The English Plan outlines our approach to teaching and learning in English at Waikiki PS. The plan provides guidance to teachers to make professional judgments in creating a learning program that gives all students the opportunity to grow through individual, small group and whole class instruction.
Our school uses Western Australian Curriculum, Early Years Framework, National Quality Standard, Western Australian Curriculum Kindergarten Guidelines, Talk for Writing, PLD Structured Synthetic Phonics across the school.
At Waikiki PS we believe:
- Children bring with them to school a wide range of experiences with language.
- Children will practise, consolidate and extend what they have learned.
- Children are ‘learning to read and write’ and ‘reading and writing to learn’.
- Learning English is enjoyable and varied.
- The three strands of Language, Literature and Literacy are interrelated and inform and support each other.
- Teachers understand how children learn and support this throughout the English programs.

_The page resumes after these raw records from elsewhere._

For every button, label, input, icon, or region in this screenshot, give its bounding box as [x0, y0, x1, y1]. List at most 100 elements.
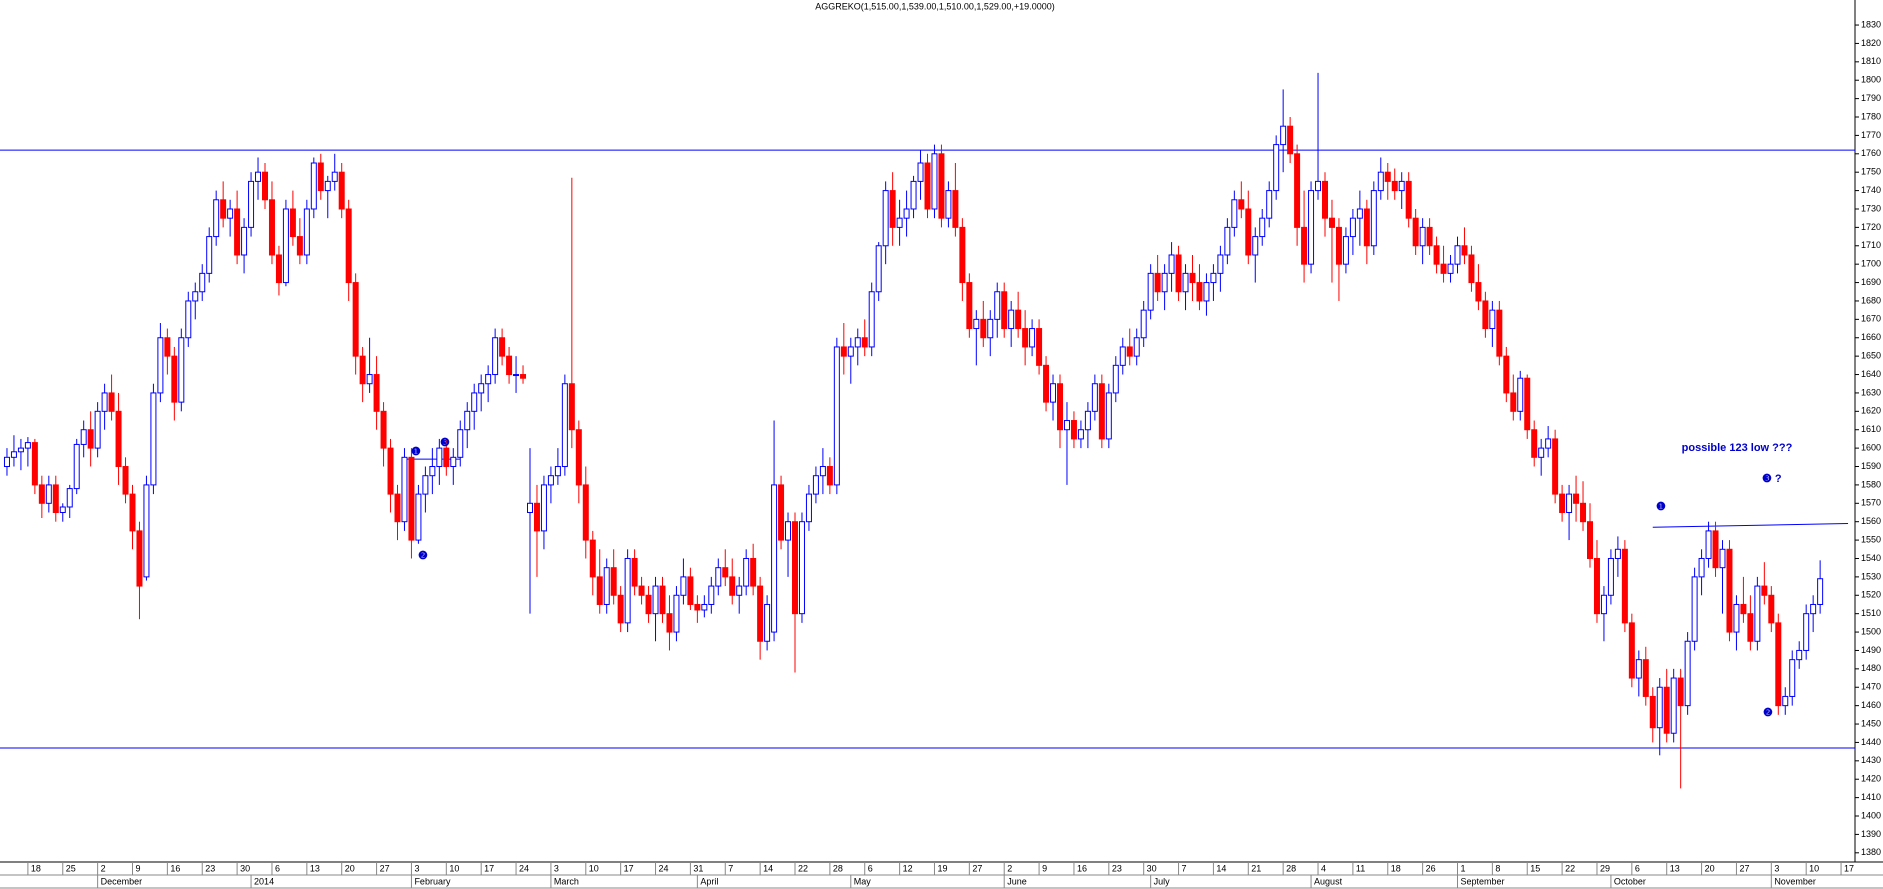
candle-body	[994, 291, 1001, 320]
candle-body	[743, 557, 750, 587]
trend-line	[1652, 523, 1849, 528]
candle-body	[938, 153, 945, 219]
x-tick-label: 26	[1426, 863, 1436, 873]
candle-body	[875, 245, 882, 293]
candle-body	[1663, 686, 1670, 734]
candle-body	[478, 383, 485, 394]
x-tick-label: 10	[589, 863, 599, 873]
candle-body	[659, 585, 666, 615]
candle-body	[1691, 576, 1698, 642]
candle-body	[234, 208, 241, 256]
candle-body	[1649, 695, 1656, 729]
candle-body	[94, 410, 101, 449]
candle-body	[1384, 171, 1391, 182]
candle-body	[980, 318, 987, 339]
x-tick-label: 30	[1147, 863, 1157, 873]
y-tick-label: 1530	[1861, 571, 1881, 581]
candle-body	[506, 355, 513, 376]
y-tick-label: 1620	[1861, 406, 1881, 416]
x-tick-label: 15	[1530, 863, 1540, 873]
candle-body	[3, 456, 10, 468]
x-tick-label: 11	[1356, 863, 1365, 873]
candle-body	[1545, 438, 1552, 449]
y-tick-label: 1730	[1861, 203, 1881, 213]
x-tick-label: 6	[1635, 863, 1640, 873]
candle-body	[1684, 640, 1691, 707]
month-label: December	[101, 876, 143, 886]
candle-body	[1433, 245, 1440, 265]
y-tick-label: 1690	[1861, 277, 1881, 287]
y-tick-label: 1760	[1861, 148, 1881, 158]
candle-body	[1705, 530, 1712, 559]
candle-body	[680, 576, 687, 596]
candle-body	[1328, 217, 1335, 228]
candle-body	[1077, 429, 1084, 440]
candle-body	[1503, 355, 1510, 394]
candle-body	[443, 447, 450, 468]
x-tick-label: 2	[1007, 863, 1012, 873]
candle-body	[582, 484, 589, 541]
candle-body	[1775, 622, 1782, 707]
candle-body	[59, 506, 66, 513]
candle-body	[1147, 272, 1154, 311]
candle-body	[1363, 208, 1370, 247]
candle-body	[931, 153, 938, 210]
y-tick-label: 1510	[1861, 608, 1881, 618]
candle-body	[910, 180, 917, 210]
month-label: April	[700, 876, 718, 886]
y-tick-label: 1420	[1861, 774, 1881, 784]
y-tick-label: 1780	[1861, 111, 1881, 121]
y-tick-label: 1580	[1861, 479, 1881, 489]
y-tick-label: 1650	[1861, 351, 1881, 361]
candle-body	[554, 466, 561, 477]
candle-body	[527, 502, 533, 513]
candle-body	[1287, 125, 1294, 155]
candle-body	[1740, 603, 1747, 615]
x-tick-label: 3	[554, 863, 559, 873]
candle-body	[1593, 557, 1600, 615]
month-label: 2014	[254, 876, 274, 886]
candle-body	[1412, 217, 1419, 247]
y-tick-label: 1570	[1861, 498, 1881, 508]
candle-body	[826, 466, 833, 486]
y-tick-label: 1450	[1861, 718, 1881, 728]
candle-body	[1036, 328, 1043, 366]
month-label: August	[1314, 876, 1343, 886]
month-label: May	[854, 876, 872, 886]
candle-body	[241, 226, 248, 256]
candle-body	[10, 451, 17, 458]
candle-body	[1405, 180, 1412, 219]
candle-body	[1182, 272, 1189, 293]
candle-body	[373, 374, 380, 412]
y-tick-label: 1750	[1861, 167, 1881, 177]
x-tick-label: 22	[798, 863, 808, 873]
annotation: ❷	[1763, 707, 1773, 719]
candle-body	[227, 208, 234, 219]
candle-body	[1587, 521, 1593, 559]
candle-body	[596, 576, 603, 605]
y-tick-label: 1640	[1861, 369, 1881, 379]
y-tick-label: 1380	[1861, 847, 1881, 857]
candle-body	[1140, 309, 1147, 339]
candle-body	[812, 475, 819, 495]
candle-body	[568, 383, 575, 431]
candle-body	[722, 567, 729, 578]
candle-body	[1091, 383, 1098, 412]
candle-body	[129, 493, 136, 532]
candle-body	[1210, 272, 1217, 284]
candle-body	[387, 447, 394, 495]
x-tick-label: 14	[763, 863, 773, 873]
y-tick-label: 1540	[1861, 553, 1881, 563]
x-tick-label: 30	[240, 863, 250, 873]
candle-body	[408, 456, 415, 541]
candle-body	[1029, 328, 1036, 348]
candle-body	[861, 337, 868, 348]
candle-body	[1719, 548, 1726, 569]
candle-body	[268, 199, 275, 256]
candle-body	[1342, 236, 1349, 265]
candle-body	[757, 585, 764, 642]
candle-body	[687, 576, 694, 605]
candle-body	[603, 567, 610, 605]
y-tick-label: 1660	[1861, 332, 1881, 342]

- Teachers and students use Standard Australian English.
Talk for Writing
Teachers at Waikiki PS use Talk for Writing as the basis for their planning and instruction. We aim to have children develop a love of writing and become creative, independent writers.
“Good writers generate and develop ideas drawing on a breadth of reading; and understanding how to draft, refine and improve writing. For experienced writers, many of these processes are internal and automatic. Talk for Writing involves the oral learning of model texts and the oral development of new versions so that children internalise the language patterns that they need for writing, adding to their linguistic competency.” (Talk for Writing – Improving Student Outcomes in Writing; Pie Corbett.)